To be fair, some of the opponents of the law make it equally thorny to feel 
comfortable siding with them. It is no small irony to see some of the most 
reactionary, anti-liberal and anti-feminist forces in French society suddenly 
spring up in defence of women's individual rights. The contradiction in their 
discourse reeks of political opportunism and nauseating hypocrisy: human rights 
are a Western concept, not adapted to Islam, they claim, yet all of a sudden 
they are their staunchest defenders. Their instrumentalisation of human rights 
is as little palatable as the patronising tone of the authorities. An imam in 
the north of Paris, Hassen Chalghoumi, known for his good relationship with 
other religious communities in France, notably the Jewish community, received 
death threats in his mosque a week ago after he came out against the naqab and 
in favour of the ban. Some 80-odd fundamentalists showed up in his mosque 
during the Friday prayer, took over the microphone, insulted the Jewish 
community and the French republic, then directly threatened the imam after 
having accused him of apostasy. Difficult indeed to feel any affinity with such 
fascist thugs. 

It is also worth noting that many of the critics of the proposed ban take a 
wrong aim when they attack France for its illiberalism - since France never 
claimed to be liberal. Indeed, contrary to the oft-repeated and deliberately 
simplistic view of the "West" as a unitary, monolithic entity, there are some 
essential distinctions between the political cultures and underlying 
philosophies of its various nation-states. If political liberalism, based on 
civil liberties as the condition of legitimacy of the polity, constitutes the 
essence of English-speaking countries, France is founded on a different set of 
principles, encapsulated by the term Republicanism (unrelated to the US 
political party of the same name): freedom does not lie in the exercise of 
individual rights as much as in the political participation in the formation of 
the law. As legislating citizen and member of the public sphere, the individual 
reaches "true" freedom. This does not mean that individual rights are not 
important, simply that they are not the fundamental element of citizenship: 
political rights are considered far more crucial than civil liberties. This 
partly explains why a burqa ban does not raise the same outcry about 
trespassing individual rights in France as it would, say, in the UK or in the 
US: a veiled woman is understood to detract from the public sphere, to 
willingly refuse to engage with it; in other words, she is understood as a 
person whose existence is limited to the private sphere, who lives solely as a 
private person. And this is the part which is considered at odds with the 
French identity: not the dress in itself, but the underlying desire to exist 
exclusively in the private realm (which is also why the burqa ban differs 
fundamentally from the ban of headgear in schools, to which the full-body veil 
ban is often compared), whereas the French republic is based on the premise 
that it is only as a public citizen that you acquire genuine liberty. And 
indeed, there is little doubt that the full body veil is an obstacle to 
authentic public community, insofar as it is precisely designed as a 
separation, as a refusal of communication.
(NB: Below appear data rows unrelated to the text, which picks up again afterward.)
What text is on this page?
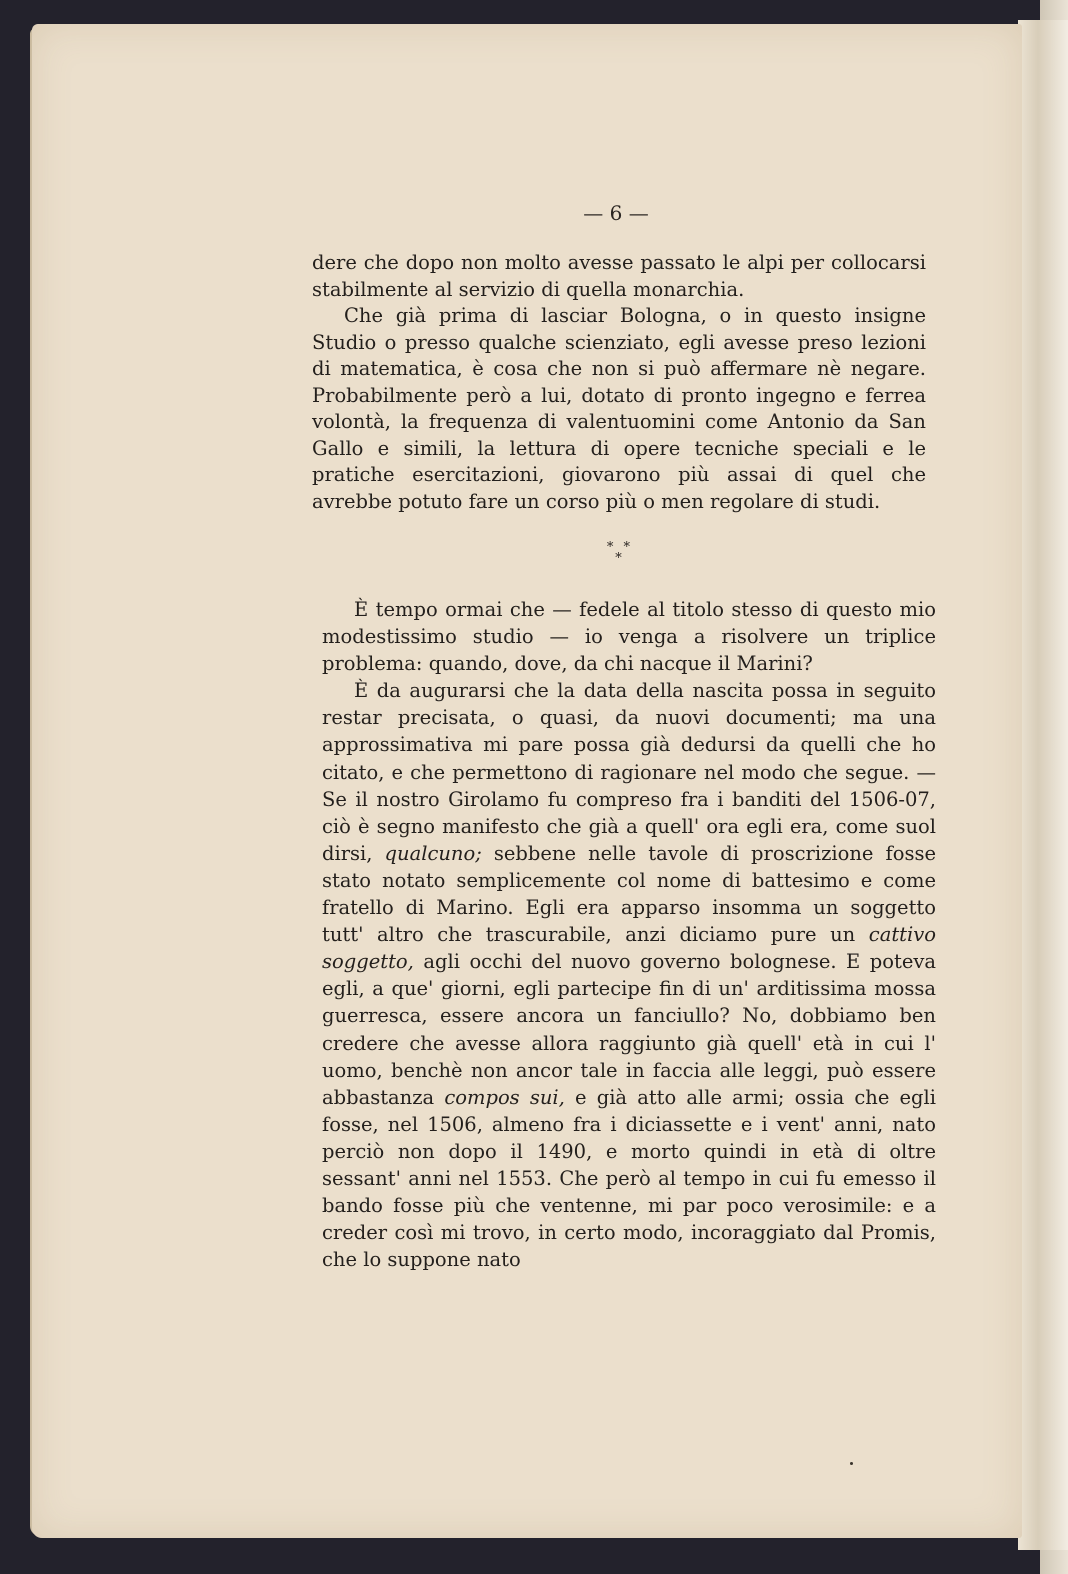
— 6 —

dere che dopo non molto avesse passato le alpi per collocarsi stabilmente al servizio di quella monarchia.

Che già prima di lasciar Bologna, o in questo insigne Studio o presso qualche scienziato, egli avesse preso lezioni di matematica, è cosa che non si può affermare nè negare. Probabilmente però a lui, dotato di pronto ingegno e ferrea volontà, la frequenza di valentuomini come Antonio da San Gallo e simili, la lettura di opere tecniche speciali e le pratiche esercitazioni, giovarono più assai di quel che avrebbe potuto fare un corso più o men regolare di studi.

* * *

È tempo ormai che — fedele al titolo stesso di questo mio modestissimo studio — io venga a risolvere un triplice problema: quando, dove, da chi nacque il Marini?

È da augurarsi che la data della nascita possa in seguito restar precisata, o quasi, da nuovi documenti; ma una approssimativa mi pare possa già dedursi da quelli che ho citato, e che permettono di ragionare nel modo che segue. — Se il nostro Girolamo fu compreso fra i banditi del 1506-07, ciò è segno manifesto che già a quell' ora egli era, come suol dirsi, qualcuno; sebbene nelle tavole di proscrizione fosse stato notato semplicemente col nome di battesimo e come fratello di Marino. Egli era apparso insomma un soggetto tutt' altro che trascurabile, anzi diciamo pure un cattivo soggetto, agli occhi del nuovo governo bolognese. E poteva egli, a que' giorni, egli partecipe fin di un' arditissima mossa guerresca, essere ancora un fanciullo? No, dobbiamo ben credere che avesse allora raggiunto già quell' età in cui l' uomo, benchè non ancor tale in faccia alle leggi, può essere abbastanza compos sui, e già atto alle armi; ossia che egli fosse, nel 1506, almeno fra i diciassette e i vent' anni, nato perciò non dopo il 1490, e morto quindi in età di oltre sessant' anni nel 1553. Che però al tempo in cui fu emesso il bando fosse più che ventenne, mi par poco verosimile: e a creder così mi trovo, in certo modo, incoraggiato dal Promis, che lo suppone nato
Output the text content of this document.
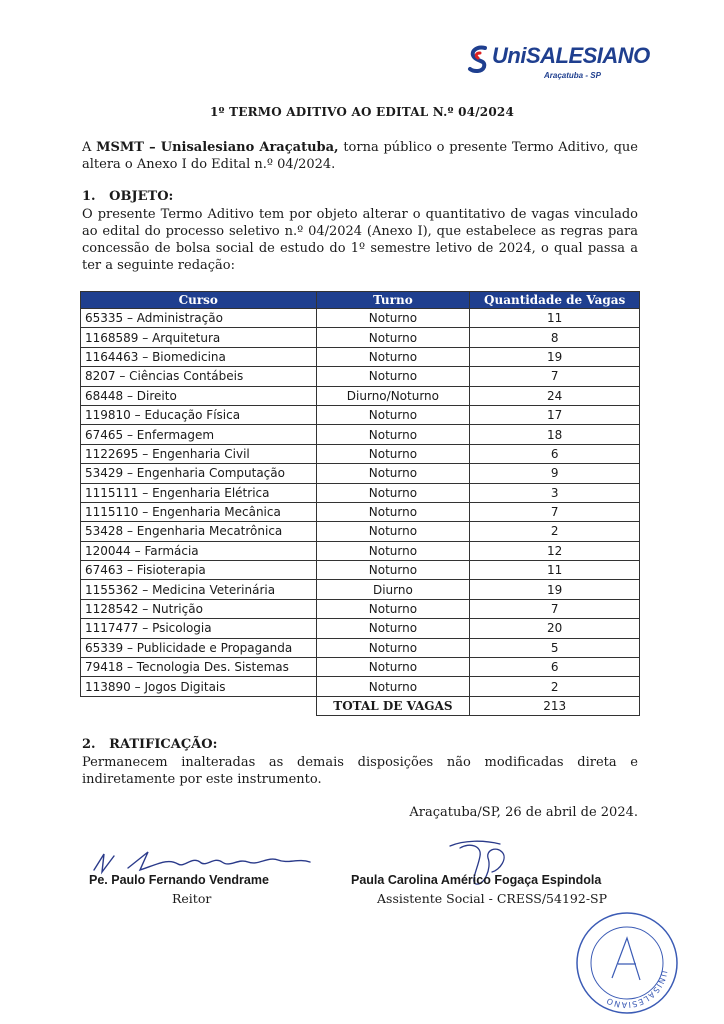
UniSALESIANO
Araçatuba - SP
1º TERMO ADITIVO AO EDITAL N.º 04/2024
A MSMT – Unisalesiano Araçatuba, torna público o presente Termo Aditivo, que altera o Anexo I do Edital n.º 04/2024.
1.   OBJETO:
O presente Termo Aditivo tem por objeto alterar o quantitativo de vagas vinculado ao edital do processo seletivo n.º 04/2024 (Anexo I), que estabelece as regras para concessão de bolsa social de estudo do 1º semestre letivo de 2024, o qual passa a ter a seguinte redação:
Curso	Turno	Quantidade de Vagas
65335 – Administração	Noturno	11
1168589 – Arquitetura	Noturno	8
1164463 – Biomedicina	Noturno	19
8207 – Ciências Contábeis	Noturno	7
68448 – Direito	Diurno/Noturno	24
119810 – Educação Física	Noturno	17
67465 – Enfermagem	Noturno	18
1122695 – Engenharia Civil	Noturno	6
53429 – Engenharia Computação	Noturno	9
1115111 – Engenharia Elétrica	Noturno	3
1115110 – Engenharia Mecânica	Noturno	7
53428 – Engenharia Mecatrônica	Noturno	2
120044 – Farmácia	Noturno	12
67463 – Fisioterapia	Noturno	11
1155362 – Medicina Veterinária	Diurno	19
1128542 – Nutrição	Noturno	7
1117477 – Psicologia	Noturno	20
65339 – Publicidade e Propaganda	Noturno	5
79418 – Tecnologia Des. Sistemas	Noturno	6
113890 – Jogos Digitais	Noturno	2
	TOTAL DE VAGAS	213
2.   RATIFICAÇÃO:
Permanecem inalteradas as demais disposições não modificadas direta e indiretamente por este instrumento.
Araçatuba/SP, 26 de abril de 2024.
Pe. Paulo Fernando Vendrame
Reitor
Paula Carolina Américo Fogaça Espindola
Assistente Social - CRESS/54192-SP
UNISALESIANO
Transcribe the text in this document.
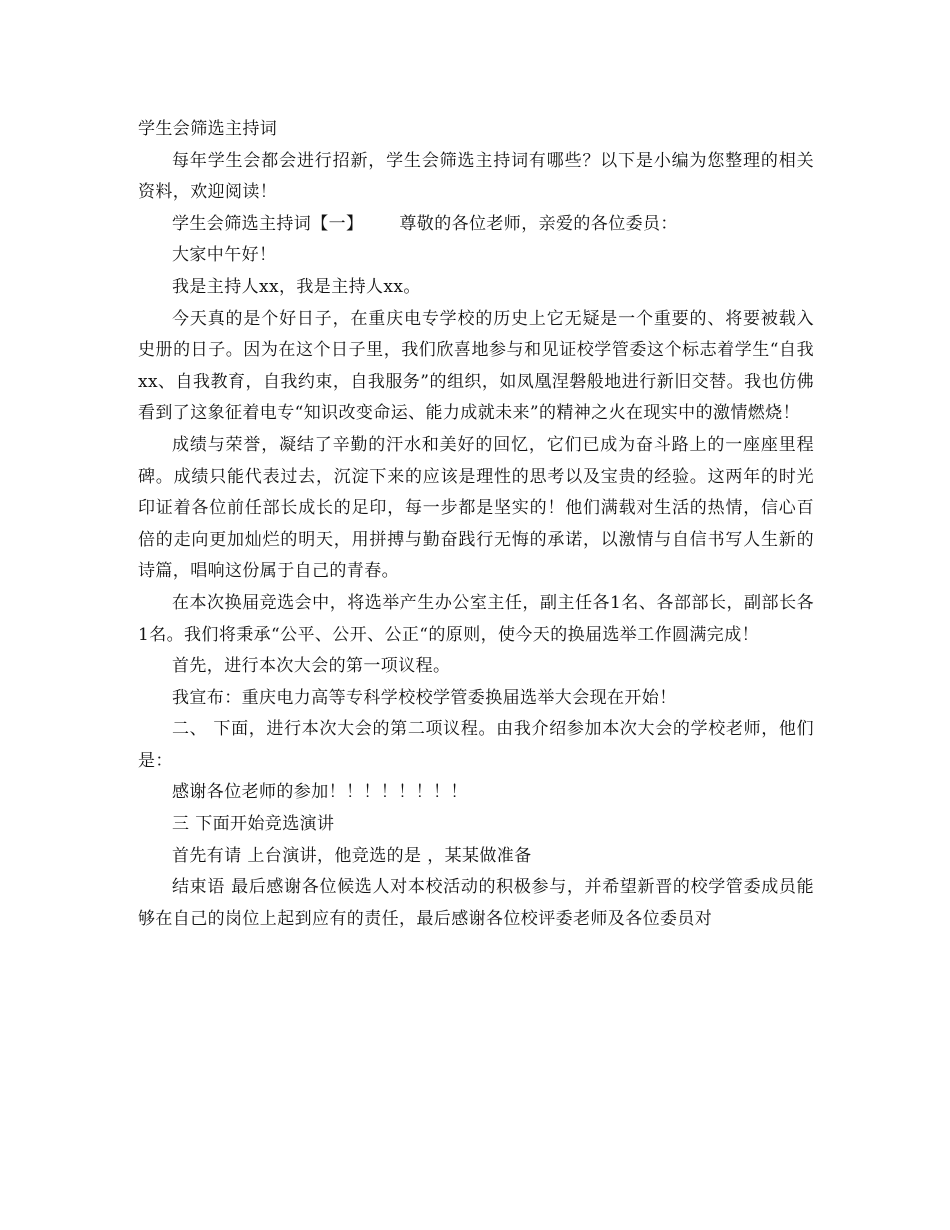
学生会筛选主持词

每年学生会都会进行招新，学生会筛选主持词有哪些？以下是小编为您整理的相关资料，欢迎阅读！

学生会筛选主持词【一】 尊敬的各位老师，亲爱的各位委员：

大家中午好！

我是主持人xx，我是主持人xx。

今天真的是个好日子，在重庆电专学校的历史上它无疑是一个重要的、将要被载入史册的日子。因为在这个日子里，我们欣喜地参与和见证校学管委这个标志着学生“自我xx、自我教育，自我约束，自我服务”的组织，如凤凰涅磐般地进行新旧交替。我也仿佛看到了这象征着电专“知识改变命运、能力成就未来”的精神之火在现实中的激情燃烧！

成绩与荣誉，凝结了辛勤的汗水和美好的回忆，它们已成为奋斗路上的一座座里程碑。成绩只能代表过去，沉淀下来的应该是理性的思考以及宝贵的经验。这两年的时光印证着各位前任部长成长的足印，每一步都是坚实的！他们满载对生活的热情，信心百倍的走向更加灿烂的明天，用拼搏与勤奋践行无悔的承诺，以激情与自信书写人生新的诗篇，唱响这份属于自己的青春。

在本次换届竞选会中，将选举产生办公室主任，副主任各1名、各部部长，副部长各1名。我们将秉承“公平、公开、公正“的原则，使今天的换届选举工作圆满完成！

首先，进行本次大会的第一项议程。

我宣布：重庆电力高等专科学校校学管委换届选举大会现在开始！

二、 下面，进行本次大会的第二项议程。由我介绍参加本次大会的学校老师，他们是：

感谢各位老师的参加！！！！！！！！

三 下面开始竞选演讲

首先有请 上台演讲，他竞选的是 ，某某做准备

结束语 最后感谢各位候选人对本校活动的积极参与，并希望新晋的校学管委成员能够在自己的岗位上起到应有的责任，最后感谢各位校评委老师及各位委员对
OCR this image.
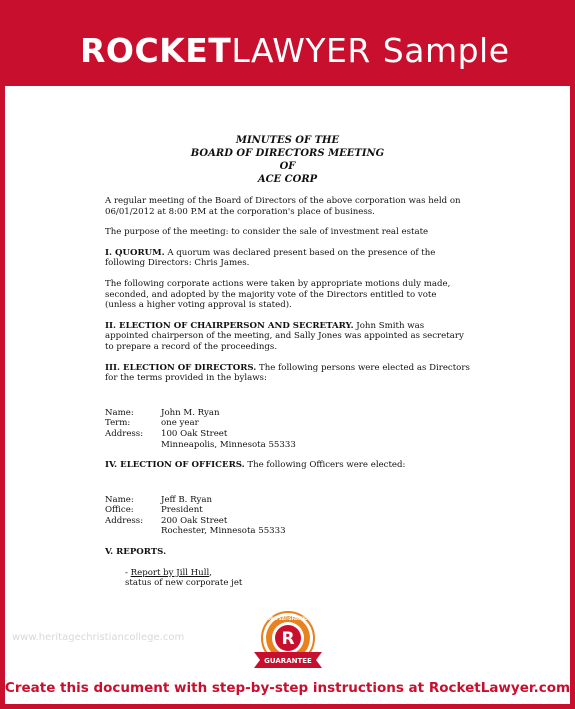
ROCKETLAWYER Sample
MINUTES OF THE
BOARD OF DIRECTORS MEETING
OF
ACE CORP

A regular meeting of the Board of Directors of the above corporation was held on 06/01/2012 at 8:00 P.M at the corporation's place of business.

The purpose of the meeting: to consider the sale of investment real estate

I. QUORUM. A quorum was declared present based on the presence of the following Directors: Chris James.

The following corporate actions were taken by appropriate motions duly made, seconded, and adopted by the majority vote of the Directors entitled to vote (unless a higher voting approval is stated).

II. ELECTION OF CHAIRPERSON AND SECRETARY. John Smith was appointed chairperson of the meeting, and Sally Jones was appointed as secretary to prepare a record of the proceedings.

III. ELECTION OF DIRECTORS. The following persons were elected as Directors for the terms provided in the bylaws:

Name:	John M. Ryan
Term:	one year
Address:	100 Oak Street
Minneapolis, Minnesota 55333

IV. ELECTION OF OFFICERS. The following Officers were elected:

Name:	Jeff B. Ryan
Office:	President
Address:	200 Oak Street
Rochester, Minnesota 55333

V. REPORTS.

- Report by Jill Hull,
status of new corporate jet
www.heritagechristiancollege.com	R
100% SATISFACTION
GUARANTEE
Create this document with step-by-step instructions at RocketLawyer.com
Ultimately, it might not be a clash of civilisations as much as a clash of 
interpretations. While the French parliamentary mission is animated by the idea 
that women who wear the full body veil must be dominated, oppressed and 
helpless, it seems that many women in France who wear it do it out of a free, 
uncoerced choice - often against the wish of their family and environment. So 
much so that they also defeat another misconception, that of traditionalists: 
women in France who wear the burqa have done so out of an individual, often 
rebellious motivation - and based, in any event, on a very "Western", 
individualist concept of the self. In these ambiguous times, and in this 
muddled polemic, what is required above all is a fresh look, new concepts, and 
an innovative perspective, on both the meaning of the polity, as on women.